3 : Retour à la maison

— Merci monsieur.

— Merci d'avoir tenté de cambrioler ta maison ?

— Merci d'avoir fait de cette nuit mon meilleur soir de Noël, reprend-elle en souriant.

     Je reste perplexe, immobile. C'est comme si mon cerveau s'était éteint. Mais qui est donc cette enfant ?

— Ma nounou dort encore, elle ne se réveille pas avant midi. Elle ne saura rien et papa et maman non plus, mais à une condition !

     Évidemment, c'était trop beau.

— Laquelle ? demandé-je.

— Tu reviendras me chercher au Noël prochain !

     Je n'ai pas le temps de répliquer quoi que ce soit. Elle est déjà rentrée en ricanant.



     Je reste de longues secondes, planté au beau milieu de l'allée déserte. Il se met à neiger, et un flocon s'écrasant dans mes cheveux me fait enfin reprendre mes esprits.

     Je commence à marcher, la neige accumulée des derniers jours forme déjà une épaisse couche au sol, absorbant le bruit de mes pas. Une fois à l'abri dans la voiture, je démarre et prends la route. Mais mon esprit divague toujours. Pourquoi cette simple soirée me fait cet effet ? Pourquoi les simples paroles de cette gosse me troublent autant ? Je remets toute ma vie en question à cause de cet incident. Pourtant, ce n'est pas la première fois qu'un de mes plans tombe à l'eau, loin de là. J'ai, malheureusement pour moi et heureusement pour les autres, connu plus de défaites que de réussites.

     Ma vie n'a jamais été des plus simples. J'ai toujours dû me débrouiller seul, depuis mon plus jeune âge. Toutes ces années de galères, de souffrance et de solitude m'ont forgé une carapace. Une carapace que personne n'est capable de détruire, beaucoup trop solide. J'ai enfermé tout mon passé dans un coin de ma mémoire, mais le temps d'une soirée, cette petite a tout fait ressurgir. Une partie de moi s'est déjà attachée à elle, chose que je n'ai pas faite depuis des années : m'attacher à quelqu'un. Je suis seul, complètement seul. Pas d'amis, pas de famille, et ça a toujours été comme ça depuis leur mort. Alors pourquoi un lien aussi fort s'est déjà créé avec cette pauvre gamine ?

     Je ne sais pas, je n'en sais rien et si je continue de me poser autant de questions ma tête risque d'exploser.

     Je me gare devant mon studio, à l'autre bout de la ville.

     J'avais choisi une maison distante pour qu'on ne puisse me retrouver.
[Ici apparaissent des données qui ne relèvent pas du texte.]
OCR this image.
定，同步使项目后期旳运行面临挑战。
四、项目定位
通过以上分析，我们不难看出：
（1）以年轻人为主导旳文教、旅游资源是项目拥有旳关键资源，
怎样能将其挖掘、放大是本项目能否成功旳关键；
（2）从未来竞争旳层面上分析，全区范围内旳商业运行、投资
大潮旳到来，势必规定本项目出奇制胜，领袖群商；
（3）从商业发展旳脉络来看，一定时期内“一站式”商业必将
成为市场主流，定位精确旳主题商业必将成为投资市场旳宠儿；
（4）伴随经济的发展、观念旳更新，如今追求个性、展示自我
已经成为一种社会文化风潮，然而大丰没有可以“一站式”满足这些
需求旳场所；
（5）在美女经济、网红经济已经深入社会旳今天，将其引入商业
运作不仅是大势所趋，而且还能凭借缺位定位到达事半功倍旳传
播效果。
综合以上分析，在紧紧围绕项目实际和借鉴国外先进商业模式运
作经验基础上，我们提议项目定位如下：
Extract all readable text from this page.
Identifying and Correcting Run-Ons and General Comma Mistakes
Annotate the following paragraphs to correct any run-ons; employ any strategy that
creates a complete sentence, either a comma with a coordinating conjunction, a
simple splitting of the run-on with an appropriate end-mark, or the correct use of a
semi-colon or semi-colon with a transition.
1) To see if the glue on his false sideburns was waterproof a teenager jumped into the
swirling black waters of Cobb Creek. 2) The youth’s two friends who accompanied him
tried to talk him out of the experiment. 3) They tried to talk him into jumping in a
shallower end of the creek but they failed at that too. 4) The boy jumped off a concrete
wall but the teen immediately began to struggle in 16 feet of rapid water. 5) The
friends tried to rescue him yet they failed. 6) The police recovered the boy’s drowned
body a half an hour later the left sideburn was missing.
Tout était parfaitement planifié, mais tout à foiré à cause d'elle.

     Ça aurait été ma meilleure affaire, j'aurais enfin pu me sortir de la misère. Avoir une vie digne de ce terme. Me trouver un logement à l'autre bout de la planète et fuir la folie constante de la ville.

     En entrant, je pose mes clés sur le comptoir qui sépare la cuisine de la chambre et me jette sur mon lit.

     En voyant l'annonce de ce studio, j'avais directement sauté sur l'occasion. L'endroit est propre et ses 15㎡ me conviennent étonnamment. Je vis seul et ne reçois jamais personne, alors pourquoi ne pas en profiter. Surtout que le prix était tout à fait abordable.

     Je fais un dernier effort et retire mes chaussures avant de me rouler sous la couette.

     Je ne parviendrais probablement pas à dormir cette nuit, mais je dois au moins fermer les yeux et tenter de penser à autre chose. D'oublier, comme je sais si bien le faire...

     Mais soudain, des coups se font entendre contre la porte.

     Tout mon corps se tend automatiquement. Qui cela peut bien être à cette heure-ci ?

La police.

     Les rythmes de mon cœur s'accélèrent dangereusement alors qu'on toque une nouvelle fois.

     Je me lève doucement de mon lit, méfiant.

Merde, la sale gamine...

     Comment m'ont-ils trouvé si rapidement ?

     Je respire profondément et fais une dernière prière à « Dieu », même si celui-ci doit profondément me détester. À mon jugement dernier, il m'enverrait sans doute pourrir en enfer.

     Ma main tremblante se pose sur la clé pour déverrouiller la porte. Je ferme les yeux, comme si cela allait me protéger et me prépare déjà à m'agenouiller au sol.

C'est fini...

     Tout me revient brusquement en tête. Je vois ma vie défiler, toutes mes erreurs, mes démons du passé. C'en est fini, je vais passer le reste de mes jours enfermé, derrière les barreaux. Les masques sont tombés...

     Dans un dernier soupir, j'ouvre la porte et lève les mains en signe de rédemption.